The study I linked below, while not as comprehensive as nationwide studies, suggests that:

--most of the "preventable" deaths were people who doctors would not expect to survive more than 3 months with sound mental condition.

--There were deaths could have been prevented by more medical care consistent with percentrages in earlier studies, but "We found no instances of egregious mishaps, like inadvertent administration of the wrong medication,''

``While deaths due to medical errors are still extremely important even when patients have very short life expectancies, the correct understanding of these errors may differ substantially from how they have been publicly portrayed to date,'' Hayward and Hofer conclude.

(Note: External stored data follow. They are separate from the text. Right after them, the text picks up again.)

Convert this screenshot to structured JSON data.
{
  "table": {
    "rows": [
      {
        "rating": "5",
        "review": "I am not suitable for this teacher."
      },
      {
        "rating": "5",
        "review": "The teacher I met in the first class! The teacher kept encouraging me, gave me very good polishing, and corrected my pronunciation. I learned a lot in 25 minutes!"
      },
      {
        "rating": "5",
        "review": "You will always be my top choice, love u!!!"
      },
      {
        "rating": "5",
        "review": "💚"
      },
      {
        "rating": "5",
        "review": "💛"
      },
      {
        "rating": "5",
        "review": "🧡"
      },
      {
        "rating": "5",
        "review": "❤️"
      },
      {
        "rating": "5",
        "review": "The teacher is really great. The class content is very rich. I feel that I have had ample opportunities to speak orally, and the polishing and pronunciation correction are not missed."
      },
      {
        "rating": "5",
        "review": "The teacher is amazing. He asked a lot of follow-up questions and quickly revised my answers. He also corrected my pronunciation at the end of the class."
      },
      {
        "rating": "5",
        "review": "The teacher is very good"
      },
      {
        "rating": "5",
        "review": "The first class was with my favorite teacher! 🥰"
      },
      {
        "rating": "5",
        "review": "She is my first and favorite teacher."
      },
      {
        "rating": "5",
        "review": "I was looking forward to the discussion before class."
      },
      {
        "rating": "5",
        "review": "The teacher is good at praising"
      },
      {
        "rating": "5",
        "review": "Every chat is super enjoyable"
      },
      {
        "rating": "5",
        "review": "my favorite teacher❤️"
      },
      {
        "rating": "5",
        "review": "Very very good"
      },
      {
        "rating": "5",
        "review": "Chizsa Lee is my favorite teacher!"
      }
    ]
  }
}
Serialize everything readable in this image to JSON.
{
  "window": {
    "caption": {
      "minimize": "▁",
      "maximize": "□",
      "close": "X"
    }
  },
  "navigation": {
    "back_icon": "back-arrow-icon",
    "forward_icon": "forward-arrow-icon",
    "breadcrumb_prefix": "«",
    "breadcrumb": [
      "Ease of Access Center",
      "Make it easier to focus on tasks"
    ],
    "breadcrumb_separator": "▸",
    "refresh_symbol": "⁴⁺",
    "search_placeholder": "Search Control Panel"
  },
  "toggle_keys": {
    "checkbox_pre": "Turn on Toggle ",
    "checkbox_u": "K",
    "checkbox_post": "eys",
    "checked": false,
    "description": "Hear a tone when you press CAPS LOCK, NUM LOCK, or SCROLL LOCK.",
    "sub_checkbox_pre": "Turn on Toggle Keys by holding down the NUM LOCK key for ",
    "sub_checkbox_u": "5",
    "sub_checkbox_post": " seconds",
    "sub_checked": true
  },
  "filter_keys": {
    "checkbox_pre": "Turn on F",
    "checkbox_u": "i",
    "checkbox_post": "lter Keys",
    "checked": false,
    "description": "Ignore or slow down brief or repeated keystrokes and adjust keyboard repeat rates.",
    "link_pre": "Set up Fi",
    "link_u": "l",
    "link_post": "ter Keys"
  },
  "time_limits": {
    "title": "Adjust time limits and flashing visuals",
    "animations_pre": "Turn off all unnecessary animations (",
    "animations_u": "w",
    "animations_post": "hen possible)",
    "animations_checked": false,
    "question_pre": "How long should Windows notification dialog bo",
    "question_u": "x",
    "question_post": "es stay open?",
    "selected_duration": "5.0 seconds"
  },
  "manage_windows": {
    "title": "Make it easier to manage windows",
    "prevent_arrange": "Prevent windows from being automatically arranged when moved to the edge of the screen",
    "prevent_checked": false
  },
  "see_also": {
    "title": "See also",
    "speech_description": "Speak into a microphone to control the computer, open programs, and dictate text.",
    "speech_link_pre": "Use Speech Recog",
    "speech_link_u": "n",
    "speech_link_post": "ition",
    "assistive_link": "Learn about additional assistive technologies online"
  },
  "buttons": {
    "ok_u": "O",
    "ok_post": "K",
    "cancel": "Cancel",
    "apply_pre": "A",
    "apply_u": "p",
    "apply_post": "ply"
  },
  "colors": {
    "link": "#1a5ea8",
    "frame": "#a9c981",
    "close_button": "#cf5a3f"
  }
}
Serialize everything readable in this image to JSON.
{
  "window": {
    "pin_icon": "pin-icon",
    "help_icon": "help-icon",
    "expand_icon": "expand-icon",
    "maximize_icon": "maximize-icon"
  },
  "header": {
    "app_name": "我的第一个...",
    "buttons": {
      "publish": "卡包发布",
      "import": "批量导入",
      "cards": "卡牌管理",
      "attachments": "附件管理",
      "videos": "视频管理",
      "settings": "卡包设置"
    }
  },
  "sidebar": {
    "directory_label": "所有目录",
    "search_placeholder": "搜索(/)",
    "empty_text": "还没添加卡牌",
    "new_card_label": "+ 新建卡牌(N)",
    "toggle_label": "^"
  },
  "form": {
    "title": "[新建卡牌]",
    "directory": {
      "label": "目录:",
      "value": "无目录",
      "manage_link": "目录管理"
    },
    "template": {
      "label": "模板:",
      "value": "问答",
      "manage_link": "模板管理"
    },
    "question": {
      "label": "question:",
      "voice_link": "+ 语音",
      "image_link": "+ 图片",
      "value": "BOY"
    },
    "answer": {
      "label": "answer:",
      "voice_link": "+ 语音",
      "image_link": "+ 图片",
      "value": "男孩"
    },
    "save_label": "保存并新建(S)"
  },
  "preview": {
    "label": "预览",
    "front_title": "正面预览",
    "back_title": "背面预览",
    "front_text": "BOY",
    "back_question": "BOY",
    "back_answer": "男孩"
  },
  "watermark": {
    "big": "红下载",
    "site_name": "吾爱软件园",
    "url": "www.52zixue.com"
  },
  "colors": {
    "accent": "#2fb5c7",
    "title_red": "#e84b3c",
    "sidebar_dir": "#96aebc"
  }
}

``Our study suggests that the previously reported statistics have been misunderstood,'' Hayward told Reuters Health. ``Both the likelihood that a true error had occurred and the likelihood that an error caused the death have probably been dramatically over-estimated.''

It is important for the public to know, according to Hayward, that most of the ``errors'' reported in studies that review patients' medical charts ``represent difficult medical decisions in very ill people.... In such instances, some physicians will feel that an error occurred and others will not.''


Cancerpage.com

Reply #22 Top
If I recall correctly the US spends more on health care than any other country but is ranked only 16th in quality of the health care system.


The US spends about 15% of GDP on heath care. Other industrialized nations spend roughly half that. Health care in the US is superb if you're rich, and subpar for industrialized nations if you're poor. (I'm not going to look up citations right now, but I'm quite sure about these.)

Although I'm instinctively skeptical of government spending, facts like those make me open to the idea of having a government-run system. There are some rare areas where free markets really don't work best, and health care may very well be one of them.
Reply #23 Top
Larry, I got a logical question for you: You say that insurance companies "provide bounties to hospitals and [sic] doctors to reduce costs (to them) by cutting corners" and that this can be efficient but dangerous. I'm not trying to misquote you--this should be accurate.

If this were true, and I don't see any evidence yet, then insurance companies would be doing themselves a disservice to promote cutting corners if, in effect, there are dangerous outcomes which would result in lawsuits, ergo losing the insurance companies $$$.

Now this is not factual--it's just me thinking about it. Post some examples of these insurance company-induced cut corners. Maybe I'm taking the wrong track.
Reply #24 Top

There are some rare areas where free markets really don't work best, and health care may very well be one of them.
I'm with you on this.

Madine, I grant you that the truth is perhaps somewhere in the middle; nevertheless, we have a serious problem, particularly with life-expectancy continually on the rise. We can't very well write off the elderly.

Reply #25 Top

If this were true, and I don't see any evidence yet, then insurance companies would be doing themselves a disservice to promote cutting corners if, in effect, there are dangerous outcomes which would result in lawsuits, ergo losing the insurance companies $$$.

im sure larry will be able to provide specific examples, but it generally goes like this: the best way of treating condition a costs $x.  another procedure that is effective only 90% of the time costs $.80x.  if you need to perform the procedure 1000 times annually, there is an obvious economic advantage to doing it the cheaper way.  unless it places you in jeopardy of zillion dollar awards.  if you know it wont, why spend money doing it the better way? other than ethics of course.

I'm with you on this.

it makes at least as much sense as 'socialized' interstate highway building.